Daniel, de verde, entre os atores Wesley Guimarães, Luís Navarro e Timm Arif (Foto: Matias Maxx)
A HQ foi inspirada em uma graphic novel gringa, Cannabis – A Ilegalização da Maconha nos Estados Unidos (Editora Mino, 2019). Nela, o quadrinista Brian “Box” Brown conta como foi a chegada da erva no país e os primeiros passos do proibicionismo, que por lá é mais direcionado aos mexicanos. O livro termina falando do processo ultraliberal de legalização da maconha em curso em vários estados americanos. “Quando li o livro de Brown, concluí que nosso proibicionismo é anterior aos dos Estados Unidos, mais violento e ainda mais racista”, disse Daniel, que planeja uma segunda parte do livro. A conversa ia bem, até que um chato de palestra levantou, meteu um whitesplanning e finalizou com um “evoé!”.
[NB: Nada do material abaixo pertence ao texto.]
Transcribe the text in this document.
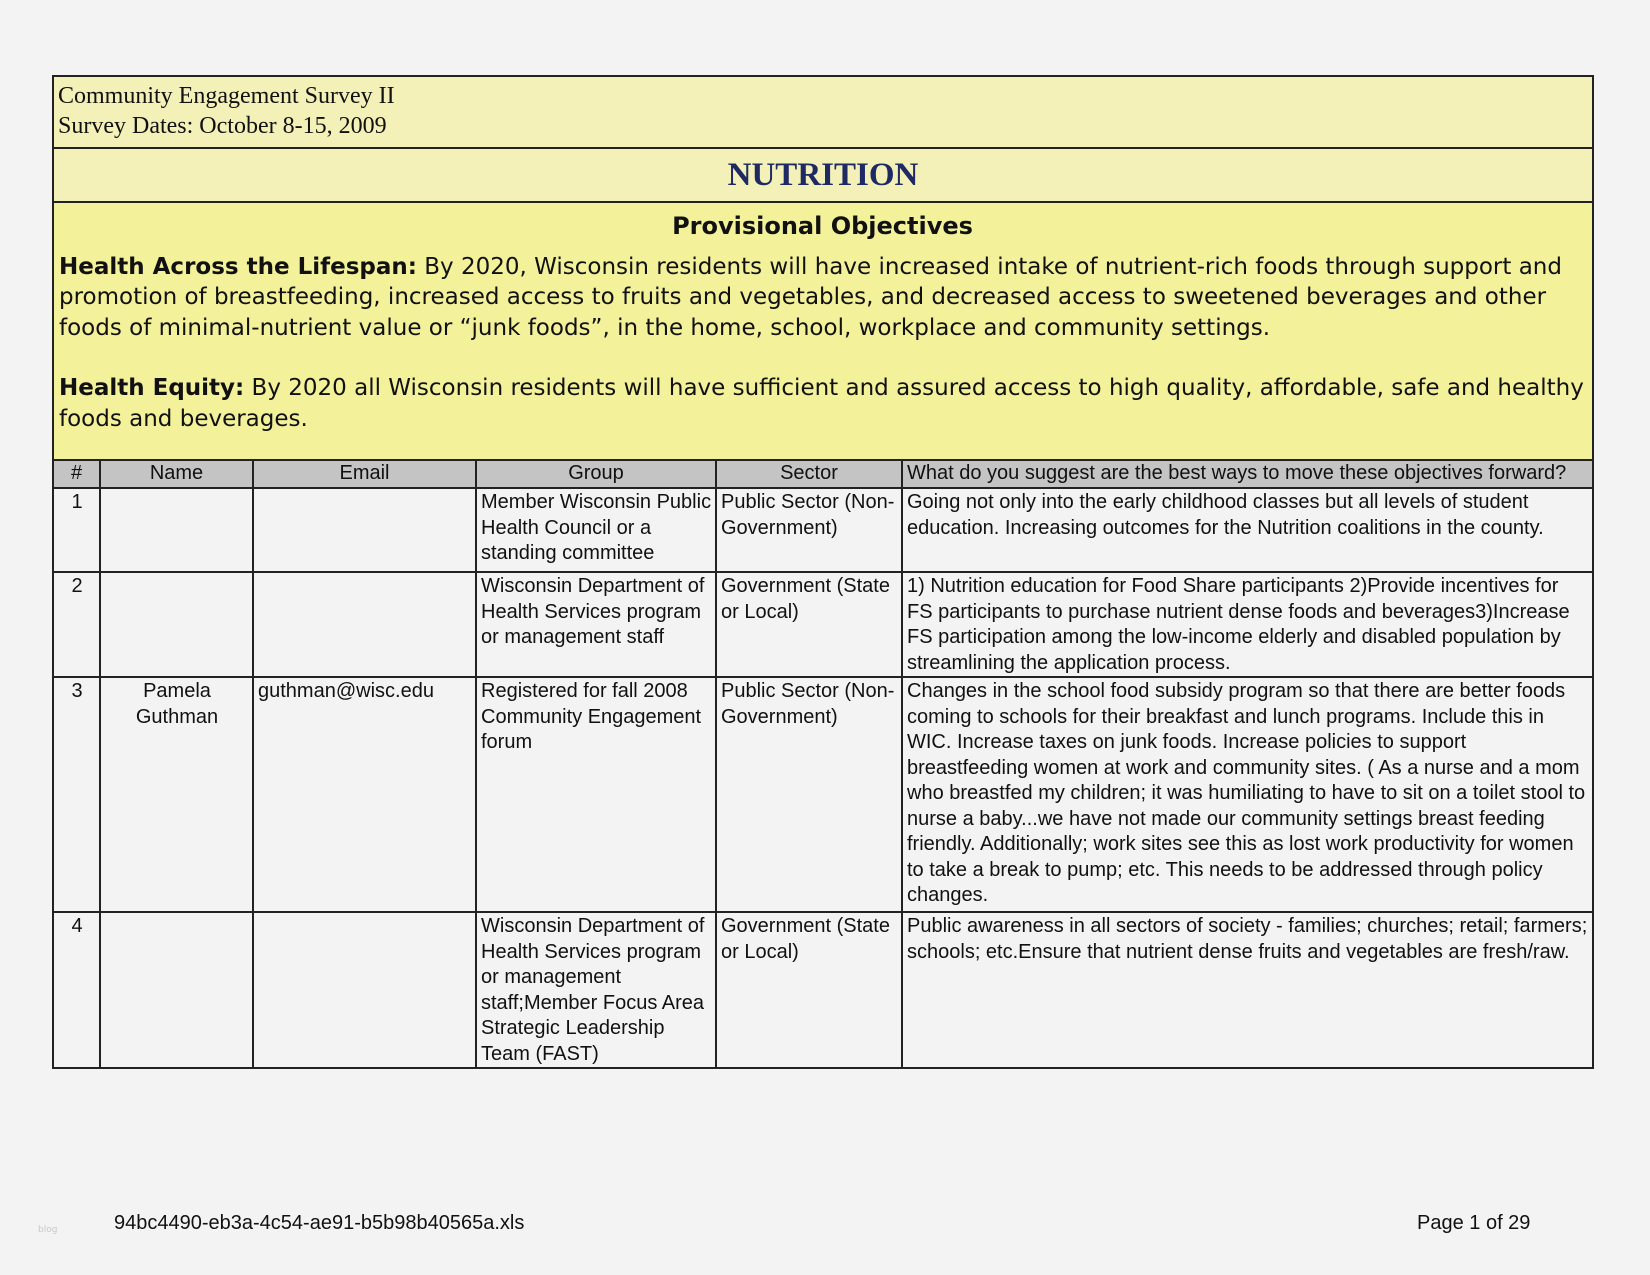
Community Engagement Survey II
Survey Dates: October 8-15, 2009
NUTRITION
Provisional Objectives

Health Across the Lifespan: By 2020, Wisconsin residents will have increased intake of nutrient-rich foods through support and promotion of breastfeeding, increased access to fruits and vegetables, and decreased access to sweetened beverages and other foods of minimal-nutrient value or “junk foods”, in the home, school, workplace and community settings.

Health Equity: By 2020 all Wisconsin residents will have sufficient and assured access to high quality, affordable, safe and healthy foods and beverages.

#	Name	Email	Group	Sector	What do you suggest are the best ways to move these objectives forward?
1			Member Wisconsin Public Health Council or a standing committee	Public Sector (Non-Government)	Going not only into the early childhood classes but all levels of student education. Increasing outcomes for the Nutrition coalitions in the county.
2			Wisconsin Department of Health Services program or management staff	Government (State or Local)	1) Nutrition education for Food Share participants 2)Provide incentives for FS participants to purchase nutrient dense foods and beverages3)Increase FS participation among the low-income elderly and disabled population by streamlining the application process.
3	Pamela Guthman	guthman@wisc.edu	Registered for fall 2008 Community Engagement forum	Public Sector (Non-Government)	Changes in the school food subsidy program so that there are better foods coming to schools for their breakfast and lunch programs. Include this in WIC. Increase taxes on junk foods. Increase policies to support breastfeeding women at work and community sites. ( As a nurse and a mom who breastfed my children; it was humiliating to have to sit on a toilet stool to nurse a baby...we have not made our community settings breast feeding friendly. Additionally; work sites see this as lost work productivity for women to take a break to pump; etc. This needs to be addressed through policy changes.
4			Wisconsin Department of Health Services program or management staff;Member Focus Area Strategic Leadership Team (FAST)	Government (State or Local)	Public awareness in all sectors of society - families; churches; retail; farmers; schools; etc.Ensure that nutrient dense fruits and vegetables are fresh/raw.
94bc4490-eb3a-4c54-ae91-b5b98b40565a.xls	Page 1 of 29
blog
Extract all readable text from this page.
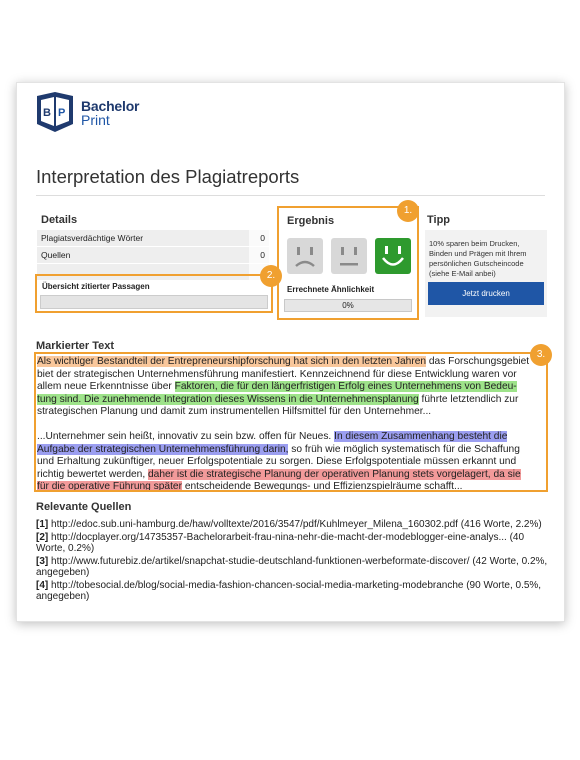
B P Bachelor
Print
Interpretation des Plagiatreports
Details
Plagiatsverdächtige Wörter	0
Quellen	0
Übersicht zitierter Passagen
2.
Ergebnis
Errechnete Ähnlichkeit
0%
1.
Tipp
10% sparen beim Drucken, Binden und Prägen mit Ihrem persönlichen Gutscheincode (siehe E-Mail anbei)
Jetzt drucken
Markierter Text
Als wichtiger Bestandteil der Entrepreneurshipforschung hat sich in den letzten Jahren das Forschungsgebiet
biet der strategischen Unternehmensführung manifestiert. Kennzeichnend für diese Entwicklung waren vor
allem neue Erkenntnisse über Faktoren, die für den längerfristigen Erfolg eines Unternehmens von Bedeu-
tung sind. Die zunehmende Integration dieses Wissens in die Unternehmensplanung führte letztendlich zur
strategischen Planung und damit zum instrumentellen Hilfsmittel für den Unternehmer...
...Unternehmer sein heißt, innovativ zu sein bzw. offen für Neues. In diesem Zusammenhang besteht die
Aufgabe der strategischen Unternehmensführung darin, so früh wie möglich systematisch für die Schaffung
und Erhaltung zukünftiger, neuer Erfolgspotentiale zu sorgen. Diese Erfolgspotentiale müssen erkannt und
richtig bewertet werden, daher ist die strategische Planung der operativen Planung stets vorgelagert, da sie
für die operative Führung später entscheidende Bewegungs- und Effizienzspielräume schafft...
3.
Relevante Quellen
[1] http://edoc.sub.uni-hamburg.de/haw/volltexte/2016/3547/pdf/Kuhlmeyer_Milena_160302.pdf (416 Worte, 2.2%)
[2] http://docplayer.org/14735357-Bachelorarbeit-frau-nina-nehr-die-macht-der-modeblogger-eine-analys... (40 Worte, 0.2%)
[3] http://www.futurebiz.de/artikel/snapchat-studie-deutschland-funktionen-werbeformate-discover/ (42 Worte, 0.2%, angegeben)
[4] http://tobesocial.de/blog/social-media-fashion-chancen-social-media-marketing-modebranche (90 Worte, 0.5%, angegeben)
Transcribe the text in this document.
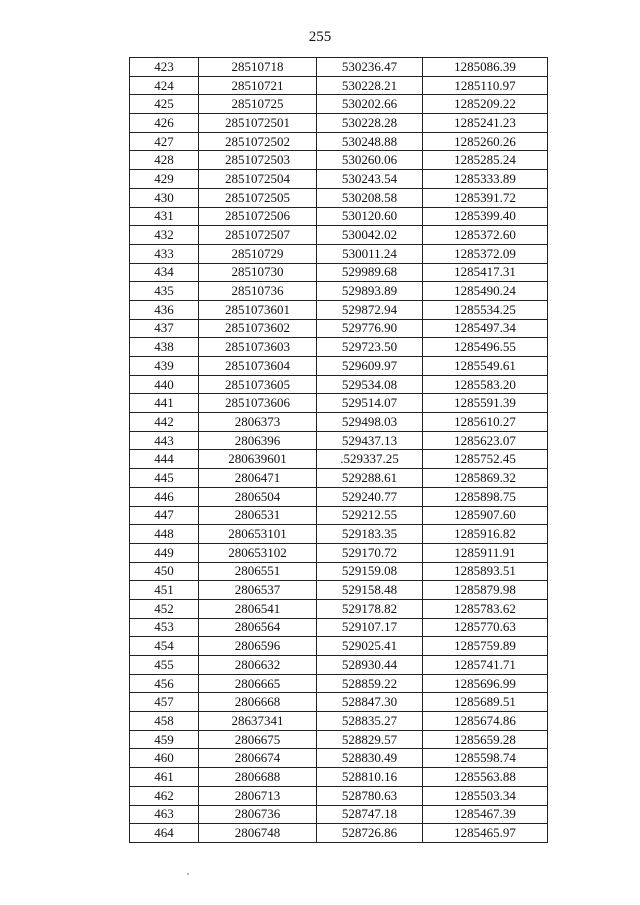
255
423	28510718	530236.47	1285086.39
424	28510721	530228.21	1285110.97
425	28510725	530202.66	1285209.22
426	2851072501	530228.28	1285241.23
427	2851072502	530248.88	1285260.26
428	2851072503	530260.06	1285285.24
429	2851072504	530243.54	1285333.89
430	2851072505	530208.58	1285391.72
431	2851072506	530120.60	1285399.40
432	2851072507	530042.02	1285372.60
433	28510729	530011.24	1285372.09
434	28510730	529989.68	1285417.31
435	28510736	529893.89	1285490.24
436	2851073601	529872.94	1285534.25
437	2851073602	529776.90	1285497.34
438	2851073603	529723.50	1285496.55
439	2851073604	529609.97	1285549.61
440	2851073605	529534.08	1285583.20
441	2851073606	529514.07	1285591.39
442	2806373	529498.03	1285610.27
443	2806396	529437.13	1285623.07
444	280639601	.529337.25	1285752.45
445	2806471	529288.61	1285869.32
446	2806504	529240.77	1285898.75
447	2806531	529212.55	1285907.60
448	280653101	529183.35	1285916.82
449	280653102	529170.72	1285911.91
450	2806551	529159.08	1285893.51
451	2806537	529158.48	1285879.98
452	2806541	529178.82	1285783.62
453	2806564	529107.17	1285770.63
454	2806596	529025.41	1285759.89
455	2806632	528930.44	1285741.71
456	2806665	528859.22	1285696.99
457	2806668	528847.30	1285689.51
458	28637341	528835.27	1285674.86
459	2806675	528829.57	1285659.28
460	2806674	528830.49	1285598.74
461	2806688	528810.16	1285563.88
462	2806713	528780.63	1285503.34
463	2806736	528747.18	1285467.39
464	2806748	528726.86	1285465.97
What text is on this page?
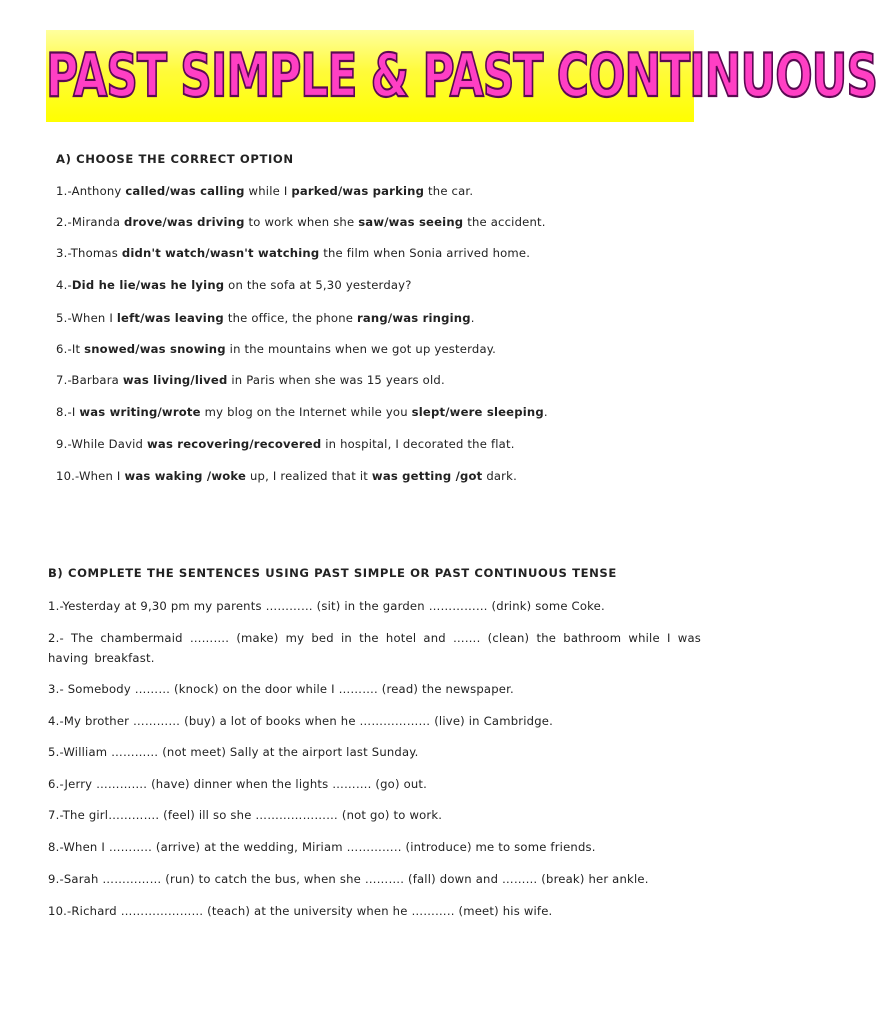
PAST SIMPLE & PAST CONTINUOUS
A) CHOOSE THE CORRECT OPTION
1.-Anthony called/was calling while I parked/was parking the car.
2.-Miranda drove/was driving to work when she saw/was seeing the accident.
3.-Thomas didn't watch/wasn't watching the film when Sonia arrived home.
4.-Did he lie/was he lying on the sofa at 5,30 yesterday?
5.-When I left/was leaving the office, the phone rang/was ringing.
6.-It snowed/was snowing in the mountains when we got up yesterday.
7.-Barbara was living/lived in Paris when she was 15 years old.
8.-I was writing/wrote my blog on the Internet while you slept/were sleeping.
9.-While David was recovering/recovered in hospital, I decorated the flat.
10.-When I was waking /woke up, I realized that it was getting /got dark.
B) COMPLETE THE SENTENCES USING PAST SIMPLE OR PAST CONTINUOUS TENSE
1.-Yesterday at 9,30 pm my parents ………… (sit) in the garden …………… (drink) some Coke.
2.- The chambermaid ………. (make) my bed in the hotel and ……. (clean) the bathroom while I was having breakfast.
3.- Somebody ……… (knock) on the door while I ………. (read) the newspaper.
4.-My brother ………… (buy) a lot of books when he ……………… (live) in Cambridge.
5.-William ………… (not meet) Sally at the airport last Sunday.
6.-Jerry …………. (have) dinner when the lights ………. (go) out.
7.-The girl…………. (feel) ill so she ………………… (not go) to work.
8.-When I ……….. (arrive) at the wedding, Miriam ………….. (introduce) me to some friends.
9.-Sarah …………… (run) to catch the bus, when she ………. (fall) down and ……… (break) her ankle.
10.-Richard ………………… (teach) at the university when he ……….. (meet) his wife.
Tanto nos Estados Unidos quanto aqui, a proibição da maconha foi feita sob medida para criminalizar não só minorias raciais como também “brancos subversivos”. Dudu Ribeiro citou de cabeça, em sua palestra, uma frase de John Ehrlichman, assessor de Richard Nixon: “Nós tinhamos dois grandes inimigos, os brancos pacifistas que iam às ruas protestar contra a guerra e os negros. Nós não poderiamos criminalizar os brancos por serem pacifistas e não podiamos mais criminalizar os negros por serem negros [as leis racistas Jim Crow já tinham caído], mas descobrimos que criminalizando certas substâncias poderiamos prender seus líderes, desestabilizar suas reuniões, invadir suas atividades e difamá-los todas as noites no noticiário. Se a gente sabia que estava mentindo sobre as drogas? Claro que a gente sabia.” Assim se construiu o mito do maconheiro preguiçoso e violento. Para uns, bala. Para outros, tapa na cara.
Nos três dias de feira troquei ideias com os dois sócios brasileiros da Expocannabis, Larissa Uchida e Dave Coutinho. Mas conversamos sempre na “hora do rodo”, curta janela de tempo entre a última música do DJ e o derradeiro chope com terpenos de cannabis. Não consegui fazer nenhuma das perguntas que tinha elaborado; eles estavam ali para desestressar e fofocar. Falavam de tretas com expositor que ficou puto com burocracias e de denúncias de roubo nos pavilhões.
Minha conclusão, ao fim da jornada: maconha dá trabalho. E não só no cultivo ou na organização de grandes eventos assim, mas também no esforço contínuo de combater preconceitos, enfrentar injustiças históricas e construir uma regulamentação inclusiva. O maconheiro tem que mostrar resultado em dobro, porque qualquer descuido é cobrado. Nadamos contra uma maré impiedosa.
Voltei para o Rio de Janeiro carregado de brindes e otimista. Não com uma regulação do comércio de maconha, que não acredito que vá acontecer tão cedo, mas com o fato de conseguirmos botar de pé um evento grande voltado e tocado por amantes da erva. A tropa dos sapatênis, sentados em suas janelinhas espelhadas da Faria Lima, faz projeções, vende ações e promessas. Convém olhar com desconfiança. Mas, independentemente deles, a galera do dedo verde continua sujando a mão de terra e sonhando com dias melhores. Um baseado de cada vez.